— Господь поможет тебе, — кротко произнес он.
Люба, сотрясаясь от неистовых рыданий, излила ему душу.
— Я хочу убежать отсюда!.. Мне здесь все ненавистно! Я хочу поступить в цирк, хочу быть с Йозефом!
Ксендз слушал ее не перебивая. Люба опустилась на пол, прижалась лбом к его коленям. Он гладил ее по голове, и от этих прикосновений она чувствовала себя под защитой и в безопасности.
— На все воля Божья, дитя мое, — голос его обладал магическим воздействием — сами собой высохли слезы, исчезли горечь и обида.
Он продолжал гладить ее голову, лежащую у него на бедре. Люба успокоилась и испытывала к нему чувство благодарности.
Внезапно она ощутила щекой что-то твердое и улыбнулась, вспомнив дядю Феликса. Вот как можно отплатить ксендзу за его доброту. Она стала медленно двигать головой из стороны в сторону. С губ молодого священника сорвался слабый стон.
Он резко поднялся. Лицо его пылало.
— Ступай с Богом, — проговорил он, осенив ее крестным знамением.
Она ничего не понимала — почему он ни с того, ни с сего прогоняет ее? — но покорно вышла из костела и направилась в школу. На следующее утро, когда куранты пробили семь раз, она уже была в церкви. Но там было пусто. В высоких и узких окнах плясали в солнечных лучах пылинки. Люба присела на скамью, намереваясь дождаться ксендза. Ей хотелось с ним поговорить — ведь он так помог ей вчера… Она ждала до тех пор, пока не прозвонил школьный звонок, но ксендз так и не появился. Она выбежала из костела и чуть было не опоздала на урок, вбежав в класс в последнюю минуту.

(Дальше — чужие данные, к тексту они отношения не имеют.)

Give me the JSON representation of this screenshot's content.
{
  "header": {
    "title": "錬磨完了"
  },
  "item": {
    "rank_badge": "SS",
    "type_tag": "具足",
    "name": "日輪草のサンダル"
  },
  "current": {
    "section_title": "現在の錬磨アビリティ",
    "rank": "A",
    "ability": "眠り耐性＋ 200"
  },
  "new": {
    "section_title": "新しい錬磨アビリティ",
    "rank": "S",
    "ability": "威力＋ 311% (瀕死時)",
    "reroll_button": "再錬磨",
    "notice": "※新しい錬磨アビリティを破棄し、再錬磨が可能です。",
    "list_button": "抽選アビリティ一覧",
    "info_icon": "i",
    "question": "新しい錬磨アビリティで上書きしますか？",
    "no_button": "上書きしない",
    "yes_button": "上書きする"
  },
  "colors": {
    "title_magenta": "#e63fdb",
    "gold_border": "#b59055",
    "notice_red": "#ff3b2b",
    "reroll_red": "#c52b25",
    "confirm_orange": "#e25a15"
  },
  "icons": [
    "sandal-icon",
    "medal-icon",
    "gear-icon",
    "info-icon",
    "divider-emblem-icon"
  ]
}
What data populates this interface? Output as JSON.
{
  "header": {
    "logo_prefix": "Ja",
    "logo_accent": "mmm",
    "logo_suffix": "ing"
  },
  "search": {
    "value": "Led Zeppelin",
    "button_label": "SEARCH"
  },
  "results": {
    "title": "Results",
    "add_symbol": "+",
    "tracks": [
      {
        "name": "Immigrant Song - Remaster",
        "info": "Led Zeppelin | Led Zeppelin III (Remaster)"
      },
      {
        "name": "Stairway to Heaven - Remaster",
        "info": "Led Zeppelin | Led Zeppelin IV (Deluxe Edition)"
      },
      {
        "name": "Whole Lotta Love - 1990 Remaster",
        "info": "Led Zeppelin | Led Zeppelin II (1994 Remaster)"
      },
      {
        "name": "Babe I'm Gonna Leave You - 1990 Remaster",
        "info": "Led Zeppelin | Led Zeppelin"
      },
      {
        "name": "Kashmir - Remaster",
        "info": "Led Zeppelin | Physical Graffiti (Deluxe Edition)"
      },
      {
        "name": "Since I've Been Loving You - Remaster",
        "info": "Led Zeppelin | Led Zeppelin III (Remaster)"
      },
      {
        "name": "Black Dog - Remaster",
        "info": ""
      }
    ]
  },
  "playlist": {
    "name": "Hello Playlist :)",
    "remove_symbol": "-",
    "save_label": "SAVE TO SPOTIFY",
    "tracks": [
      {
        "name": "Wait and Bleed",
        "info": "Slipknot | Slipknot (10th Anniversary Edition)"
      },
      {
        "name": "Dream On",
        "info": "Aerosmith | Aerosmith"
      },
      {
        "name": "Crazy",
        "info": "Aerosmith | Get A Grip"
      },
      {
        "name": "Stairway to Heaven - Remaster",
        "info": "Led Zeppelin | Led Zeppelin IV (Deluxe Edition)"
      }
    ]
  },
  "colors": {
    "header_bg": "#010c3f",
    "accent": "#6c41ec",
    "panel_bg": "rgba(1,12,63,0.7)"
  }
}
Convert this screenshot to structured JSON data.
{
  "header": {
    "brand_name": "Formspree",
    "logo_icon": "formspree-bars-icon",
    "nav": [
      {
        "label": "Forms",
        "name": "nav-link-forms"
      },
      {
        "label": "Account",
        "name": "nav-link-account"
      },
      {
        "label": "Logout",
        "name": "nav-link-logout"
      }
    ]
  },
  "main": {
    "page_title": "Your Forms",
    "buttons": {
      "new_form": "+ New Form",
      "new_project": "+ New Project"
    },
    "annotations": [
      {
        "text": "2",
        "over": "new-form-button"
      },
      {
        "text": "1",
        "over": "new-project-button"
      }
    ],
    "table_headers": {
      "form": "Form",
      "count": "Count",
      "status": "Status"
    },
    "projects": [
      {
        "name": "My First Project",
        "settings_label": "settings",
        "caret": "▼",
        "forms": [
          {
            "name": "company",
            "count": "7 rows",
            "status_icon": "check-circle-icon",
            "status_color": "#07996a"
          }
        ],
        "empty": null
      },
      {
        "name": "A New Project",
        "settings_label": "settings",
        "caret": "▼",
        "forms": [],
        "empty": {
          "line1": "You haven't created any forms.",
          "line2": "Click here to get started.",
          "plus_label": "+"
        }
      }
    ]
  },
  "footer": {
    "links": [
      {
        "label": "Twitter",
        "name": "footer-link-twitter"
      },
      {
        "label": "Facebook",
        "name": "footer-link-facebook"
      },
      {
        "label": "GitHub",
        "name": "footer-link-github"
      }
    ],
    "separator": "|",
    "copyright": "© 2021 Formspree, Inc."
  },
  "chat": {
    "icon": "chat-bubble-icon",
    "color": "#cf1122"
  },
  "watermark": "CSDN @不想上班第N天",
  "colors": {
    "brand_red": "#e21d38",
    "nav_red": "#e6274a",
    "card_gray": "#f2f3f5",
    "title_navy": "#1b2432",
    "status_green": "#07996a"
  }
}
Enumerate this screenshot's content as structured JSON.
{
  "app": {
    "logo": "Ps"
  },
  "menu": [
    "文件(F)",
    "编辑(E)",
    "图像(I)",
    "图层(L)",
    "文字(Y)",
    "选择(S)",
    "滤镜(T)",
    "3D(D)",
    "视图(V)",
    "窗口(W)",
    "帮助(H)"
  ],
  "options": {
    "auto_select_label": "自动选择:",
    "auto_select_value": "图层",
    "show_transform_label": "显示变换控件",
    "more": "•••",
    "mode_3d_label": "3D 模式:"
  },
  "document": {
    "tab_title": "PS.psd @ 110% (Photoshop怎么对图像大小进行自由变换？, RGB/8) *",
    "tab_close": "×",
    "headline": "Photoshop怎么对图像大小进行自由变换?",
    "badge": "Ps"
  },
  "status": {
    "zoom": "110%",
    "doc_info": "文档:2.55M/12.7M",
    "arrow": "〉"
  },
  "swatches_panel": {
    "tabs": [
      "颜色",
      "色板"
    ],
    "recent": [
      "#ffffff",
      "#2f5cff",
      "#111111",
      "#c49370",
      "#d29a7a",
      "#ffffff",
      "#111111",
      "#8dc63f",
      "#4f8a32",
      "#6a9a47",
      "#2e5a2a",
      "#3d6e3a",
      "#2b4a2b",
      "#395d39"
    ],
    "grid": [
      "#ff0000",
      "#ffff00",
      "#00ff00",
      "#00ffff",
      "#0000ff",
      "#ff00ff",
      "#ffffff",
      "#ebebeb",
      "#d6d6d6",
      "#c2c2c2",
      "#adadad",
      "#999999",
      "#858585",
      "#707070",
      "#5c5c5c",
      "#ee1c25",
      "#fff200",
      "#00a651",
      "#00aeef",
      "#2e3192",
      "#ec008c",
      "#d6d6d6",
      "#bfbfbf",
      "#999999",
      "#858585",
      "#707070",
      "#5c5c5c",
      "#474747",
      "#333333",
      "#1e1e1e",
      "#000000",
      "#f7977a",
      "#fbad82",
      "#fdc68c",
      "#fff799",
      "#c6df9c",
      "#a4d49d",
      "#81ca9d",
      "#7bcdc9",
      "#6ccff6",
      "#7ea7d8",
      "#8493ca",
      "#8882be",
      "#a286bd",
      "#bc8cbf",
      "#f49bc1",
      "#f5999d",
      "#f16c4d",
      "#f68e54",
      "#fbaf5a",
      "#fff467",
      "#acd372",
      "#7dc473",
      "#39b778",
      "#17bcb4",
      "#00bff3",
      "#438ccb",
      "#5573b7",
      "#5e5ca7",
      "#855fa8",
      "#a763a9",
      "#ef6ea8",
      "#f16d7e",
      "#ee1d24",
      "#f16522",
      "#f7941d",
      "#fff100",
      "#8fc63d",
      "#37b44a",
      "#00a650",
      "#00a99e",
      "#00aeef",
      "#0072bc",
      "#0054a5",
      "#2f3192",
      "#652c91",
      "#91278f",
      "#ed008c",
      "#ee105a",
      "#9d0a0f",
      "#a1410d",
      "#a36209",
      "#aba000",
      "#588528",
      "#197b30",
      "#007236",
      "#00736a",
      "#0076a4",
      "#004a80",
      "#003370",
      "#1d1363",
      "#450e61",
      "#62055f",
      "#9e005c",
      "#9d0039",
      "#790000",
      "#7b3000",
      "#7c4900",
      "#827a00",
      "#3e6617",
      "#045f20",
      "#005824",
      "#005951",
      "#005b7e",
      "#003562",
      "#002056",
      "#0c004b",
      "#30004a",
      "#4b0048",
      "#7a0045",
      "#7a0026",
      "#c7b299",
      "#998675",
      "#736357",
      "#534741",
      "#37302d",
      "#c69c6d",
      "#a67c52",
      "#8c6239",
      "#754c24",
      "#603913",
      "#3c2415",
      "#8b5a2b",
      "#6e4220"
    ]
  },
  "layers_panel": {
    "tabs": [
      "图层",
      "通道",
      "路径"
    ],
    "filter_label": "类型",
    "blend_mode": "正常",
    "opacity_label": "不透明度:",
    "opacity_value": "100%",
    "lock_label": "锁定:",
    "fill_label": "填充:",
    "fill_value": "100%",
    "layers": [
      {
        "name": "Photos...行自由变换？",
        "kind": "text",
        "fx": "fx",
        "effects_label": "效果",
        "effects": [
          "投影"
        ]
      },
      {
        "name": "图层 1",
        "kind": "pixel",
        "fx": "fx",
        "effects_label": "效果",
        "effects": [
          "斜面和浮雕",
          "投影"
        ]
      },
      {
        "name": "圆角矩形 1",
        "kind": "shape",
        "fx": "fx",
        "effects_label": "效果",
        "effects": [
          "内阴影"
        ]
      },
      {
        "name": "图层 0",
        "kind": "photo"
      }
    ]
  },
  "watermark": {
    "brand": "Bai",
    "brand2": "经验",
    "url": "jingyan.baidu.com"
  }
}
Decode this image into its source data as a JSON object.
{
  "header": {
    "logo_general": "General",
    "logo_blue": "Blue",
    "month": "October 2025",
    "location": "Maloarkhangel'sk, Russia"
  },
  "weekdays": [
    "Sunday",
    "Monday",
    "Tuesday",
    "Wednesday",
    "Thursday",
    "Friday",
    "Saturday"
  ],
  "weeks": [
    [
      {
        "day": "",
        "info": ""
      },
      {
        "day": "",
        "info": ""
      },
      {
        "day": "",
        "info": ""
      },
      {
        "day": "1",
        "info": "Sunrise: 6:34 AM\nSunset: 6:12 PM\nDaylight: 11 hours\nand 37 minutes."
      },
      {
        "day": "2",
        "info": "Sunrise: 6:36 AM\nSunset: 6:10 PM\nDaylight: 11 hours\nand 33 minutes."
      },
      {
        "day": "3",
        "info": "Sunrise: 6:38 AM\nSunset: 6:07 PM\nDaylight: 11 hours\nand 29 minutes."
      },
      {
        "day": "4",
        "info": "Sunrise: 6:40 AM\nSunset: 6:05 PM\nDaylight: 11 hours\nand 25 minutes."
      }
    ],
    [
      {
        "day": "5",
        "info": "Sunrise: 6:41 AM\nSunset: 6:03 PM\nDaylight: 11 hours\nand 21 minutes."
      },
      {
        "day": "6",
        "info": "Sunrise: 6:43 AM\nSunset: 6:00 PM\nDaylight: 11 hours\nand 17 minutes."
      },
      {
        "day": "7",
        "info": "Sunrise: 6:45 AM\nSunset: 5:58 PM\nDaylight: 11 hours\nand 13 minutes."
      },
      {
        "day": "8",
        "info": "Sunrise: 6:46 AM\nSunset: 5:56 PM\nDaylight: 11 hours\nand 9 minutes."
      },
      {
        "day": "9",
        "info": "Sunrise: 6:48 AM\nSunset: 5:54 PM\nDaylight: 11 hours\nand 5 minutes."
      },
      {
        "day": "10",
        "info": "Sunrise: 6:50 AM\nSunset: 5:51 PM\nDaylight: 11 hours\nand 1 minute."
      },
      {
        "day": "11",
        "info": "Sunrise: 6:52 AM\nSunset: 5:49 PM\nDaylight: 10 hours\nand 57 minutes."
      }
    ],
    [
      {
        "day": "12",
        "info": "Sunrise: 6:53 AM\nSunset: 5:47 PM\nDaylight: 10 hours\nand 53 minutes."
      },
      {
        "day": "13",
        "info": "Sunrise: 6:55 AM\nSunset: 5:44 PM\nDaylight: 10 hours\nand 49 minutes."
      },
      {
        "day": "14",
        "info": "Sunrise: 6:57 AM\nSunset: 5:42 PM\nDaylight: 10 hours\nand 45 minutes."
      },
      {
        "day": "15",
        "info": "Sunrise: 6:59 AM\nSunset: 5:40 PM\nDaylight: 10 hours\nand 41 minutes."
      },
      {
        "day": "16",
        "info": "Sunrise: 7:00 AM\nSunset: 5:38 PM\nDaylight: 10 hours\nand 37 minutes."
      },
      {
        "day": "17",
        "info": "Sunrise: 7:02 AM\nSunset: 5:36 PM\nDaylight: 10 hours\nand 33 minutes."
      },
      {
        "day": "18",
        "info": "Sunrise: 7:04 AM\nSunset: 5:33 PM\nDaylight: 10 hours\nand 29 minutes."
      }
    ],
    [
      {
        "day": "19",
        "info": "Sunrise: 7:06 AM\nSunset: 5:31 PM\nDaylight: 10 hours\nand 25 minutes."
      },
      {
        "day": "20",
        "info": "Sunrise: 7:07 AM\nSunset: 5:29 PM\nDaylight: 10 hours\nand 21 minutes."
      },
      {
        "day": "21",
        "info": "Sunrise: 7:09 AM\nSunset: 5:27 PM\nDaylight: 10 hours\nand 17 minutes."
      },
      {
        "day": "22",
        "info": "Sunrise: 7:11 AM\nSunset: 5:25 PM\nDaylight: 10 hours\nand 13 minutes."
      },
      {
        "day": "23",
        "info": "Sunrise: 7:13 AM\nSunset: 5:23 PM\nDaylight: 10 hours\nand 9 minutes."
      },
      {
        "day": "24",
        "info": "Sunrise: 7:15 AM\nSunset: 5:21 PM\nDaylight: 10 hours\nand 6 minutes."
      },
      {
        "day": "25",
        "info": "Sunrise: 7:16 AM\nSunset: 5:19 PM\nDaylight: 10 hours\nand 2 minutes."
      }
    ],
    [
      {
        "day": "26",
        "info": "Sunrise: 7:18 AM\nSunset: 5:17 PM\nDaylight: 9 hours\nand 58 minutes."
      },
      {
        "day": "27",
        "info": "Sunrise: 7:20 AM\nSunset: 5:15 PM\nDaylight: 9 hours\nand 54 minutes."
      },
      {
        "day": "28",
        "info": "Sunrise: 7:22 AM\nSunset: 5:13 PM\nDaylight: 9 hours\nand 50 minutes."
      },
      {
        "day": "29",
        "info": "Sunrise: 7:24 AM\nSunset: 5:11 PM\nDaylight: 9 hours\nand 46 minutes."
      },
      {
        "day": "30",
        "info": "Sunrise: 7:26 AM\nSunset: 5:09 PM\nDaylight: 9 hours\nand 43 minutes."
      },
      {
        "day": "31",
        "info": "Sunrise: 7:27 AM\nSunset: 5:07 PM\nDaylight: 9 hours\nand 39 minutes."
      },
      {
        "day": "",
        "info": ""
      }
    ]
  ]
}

Наутро она снова пришла в костел пораньше и застала ксендза, но он был так поглощен молитвой у алтаря, что не заметил ее. Люба подошла поближе. Священник вскочил, перекрестился и скрылся в ризнице.
Люба была растеряна: разве она что-то делает не так? Ей казалось, что глаза распятого Христа устремлены прямо на нее. Глубоко вздохнув, она подошла к двери ризницы, поскреблась в нее, тихо позвала. Никто не отозвался. Она постучала, зная, что он там. Тишина. Она повернула ручку — дверь была заперта.
Итак, ее снова отвергли. Но больше плакать она не станет.
* * *
Магде очень не нравилось, что Люба столько времени предоставлена самой себе, но и водить клиентов домой ей не хотелось. Однако делать было нечего: она была на заметке у властей как жена изменника родины, а потому ни на одном государственном предприятии ее не брали на работу. В немногих частных ресторанчиках и кафе работали, как правило, родственники и друзья владельцев. На жизнь можно было заработать одним-единственным способом. Конкуренция была высока: многие женщины продавали себя за иностранные вещи или за доллары.